The traditional working class in the UK, formed out of the industrial revolution, has lost its economic role as the engine of wealth creation. Manufactured goods are imported from poor, low-wage economies where primitive forms of capital accumulation are creating a global proletariat in conditions of violence and exploitation. The working class is forced to compete with this global proletariat and the downward pressure on wage levels.


Capitalism has depoliticised class while heightening the inequalities between classes. Individualised status-seeking consumption plays out class conflict in a mass symbolic struggle for individual social recognition. Shame and humiliation is distributed to those lower down the hierarchy. The pain of failure, of being invisible or seen as inferior to those above, cuts a deep wound in the psyche. The fear of redundancy is not just about the loss of paid employment but the loss of a purposeful life and recognition as a social being.


The uncertainty, the constant change and the decline of a sense of belonging heralds the spectre of cultural destruction. Cultural difference becomes the prism through which large sections of the white population experience and react to their insecurity. Migrants exploited by unscrupulous employers are seen as a threat to wage levels and as competition for housing and under-resourced public services. They become the portents of future displacement and cultural loss. Political antagonisms and culture wars around race, sexuality and religion attempt to construct boundaries of identity which will define a sense of belonging and entitlement.


A left hegemony
These conflicts around cultural difference and nation, class inequality, and the flexible labour market articulate what Gramsci describes as the sites where the incurable contradictions of the system reveal themselves. New Labour will not confront them and so has opened the door to xenophobia, racism and the fascist right. The left will only regain support amongst the disenfranchised working class when it finds the courage to grapple with the injustices and inequalities of class and the economic forces that produce them.


But this alone will not be sufficient to forge a new hegemony. The predicaments of affluence as well as the injustices of class have to be addressed. New kinds of post-imperial national identities need to take root. Outside the formal structures of representative politics there is an extraordinary array of single issue campaigns and community actions, and also individual and group pre-occupations with racism, the environment, well-being, sexuality, the body, relationships, and ways of living. The left must be able to orchestrate these micro- cultures and politics into an ensemble. To begin it must fashion a symbolic language that resonates with the hopes and imagination of its key constituents .
How can the left create new meanings out of old discredited definitions?
Aesthetic and cultural work is a central task of hegemonic politics. The importance of media, intellectual knowledge, art, music, poetry, image making, the spectacle, is that they give form to new sensibilities and forms of consciousness. They can give recognition to the invisible, voice to the silenced. They create meaning where none has existed before. They draw on traditions of thought and practice in order to imagine a different kind of future.

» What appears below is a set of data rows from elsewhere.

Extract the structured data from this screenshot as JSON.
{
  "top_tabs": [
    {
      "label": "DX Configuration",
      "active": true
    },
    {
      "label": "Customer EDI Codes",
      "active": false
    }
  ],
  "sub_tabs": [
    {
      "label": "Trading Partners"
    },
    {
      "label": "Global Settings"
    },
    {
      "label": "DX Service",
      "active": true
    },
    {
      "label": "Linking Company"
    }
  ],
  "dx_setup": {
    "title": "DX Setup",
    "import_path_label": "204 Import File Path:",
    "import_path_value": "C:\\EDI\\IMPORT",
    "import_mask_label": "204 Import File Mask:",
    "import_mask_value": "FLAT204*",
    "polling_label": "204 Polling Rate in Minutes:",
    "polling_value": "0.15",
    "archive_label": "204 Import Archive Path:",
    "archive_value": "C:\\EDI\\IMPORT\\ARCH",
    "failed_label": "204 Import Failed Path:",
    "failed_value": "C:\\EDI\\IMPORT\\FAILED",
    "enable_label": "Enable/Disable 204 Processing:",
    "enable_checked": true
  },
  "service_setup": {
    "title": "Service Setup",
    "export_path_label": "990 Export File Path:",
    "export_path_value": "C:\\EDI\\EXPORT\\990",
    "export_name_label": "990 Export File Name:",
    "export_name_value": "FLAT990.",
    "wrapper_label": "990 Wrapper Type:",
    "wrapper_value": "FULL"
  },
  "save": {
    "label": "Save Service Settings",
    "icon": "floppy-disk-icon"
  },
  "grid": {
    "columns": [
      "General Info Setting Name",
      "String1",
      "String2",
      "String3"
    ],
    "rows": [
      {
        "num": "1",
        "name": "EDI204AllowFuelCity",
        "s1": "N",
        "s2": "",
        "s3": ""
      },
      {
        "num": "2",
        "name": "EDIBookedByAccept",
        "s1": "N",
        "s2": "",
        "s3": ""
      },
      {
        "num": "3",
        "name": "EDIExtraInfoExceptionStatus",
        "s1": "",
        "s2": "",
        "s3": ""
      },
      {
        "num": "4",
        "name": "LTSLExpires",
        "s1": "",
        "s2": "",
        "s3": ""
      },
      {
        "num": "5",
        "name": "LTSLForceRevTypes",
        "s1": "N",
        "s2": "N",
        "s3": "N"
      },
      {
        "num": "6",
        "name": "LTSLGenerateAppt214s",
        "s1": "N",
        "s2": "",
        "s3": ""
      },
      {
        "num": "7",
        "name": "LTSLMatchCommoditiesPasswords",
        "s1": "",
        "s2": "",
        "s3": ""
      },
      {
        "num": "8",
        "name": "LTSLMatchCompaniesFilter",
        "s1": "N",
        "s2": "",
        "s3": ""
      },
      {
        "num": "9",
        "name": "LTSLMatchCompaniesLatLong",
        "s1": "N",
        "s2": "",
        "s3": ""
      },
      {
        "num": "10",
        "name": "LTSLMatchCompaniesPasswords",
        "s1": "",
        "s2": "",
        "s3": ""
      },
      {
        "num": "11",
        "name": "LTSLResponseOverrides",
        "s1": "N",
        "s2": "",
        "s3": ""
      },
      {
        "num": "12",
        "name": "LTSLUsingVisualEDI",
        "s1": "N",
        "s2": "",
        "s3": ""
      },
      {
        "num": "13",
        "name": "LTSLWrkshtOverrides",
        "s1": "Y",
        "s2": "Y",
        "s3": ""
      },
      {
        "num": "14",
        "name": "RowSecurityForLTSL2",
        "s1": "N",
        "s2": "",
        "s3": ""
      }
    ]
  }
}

There is no pure or authentic realm of the imagination that will deliver symbolic meaning. We are all entangled in the system of commodity exchange. Isobel Armstrong describes four components of aesthetic life: playing, dreaming, thinking, feeling. These are the resources that will give a left hegemony its social fabric, its cultural identifications, and its forms of belonging. They are also the resources claimed by knowledge and cultural capitalism as it expands inwardly into the social sphere and human psyche. From its imaginative conception to its realisation in culture, meaning will be contested.


The struggle for new cultural meanings of socialism will be most intense in our dealing with cultural difference and searching for forms of interdependence - a just balance between togetherness and individual autonomy.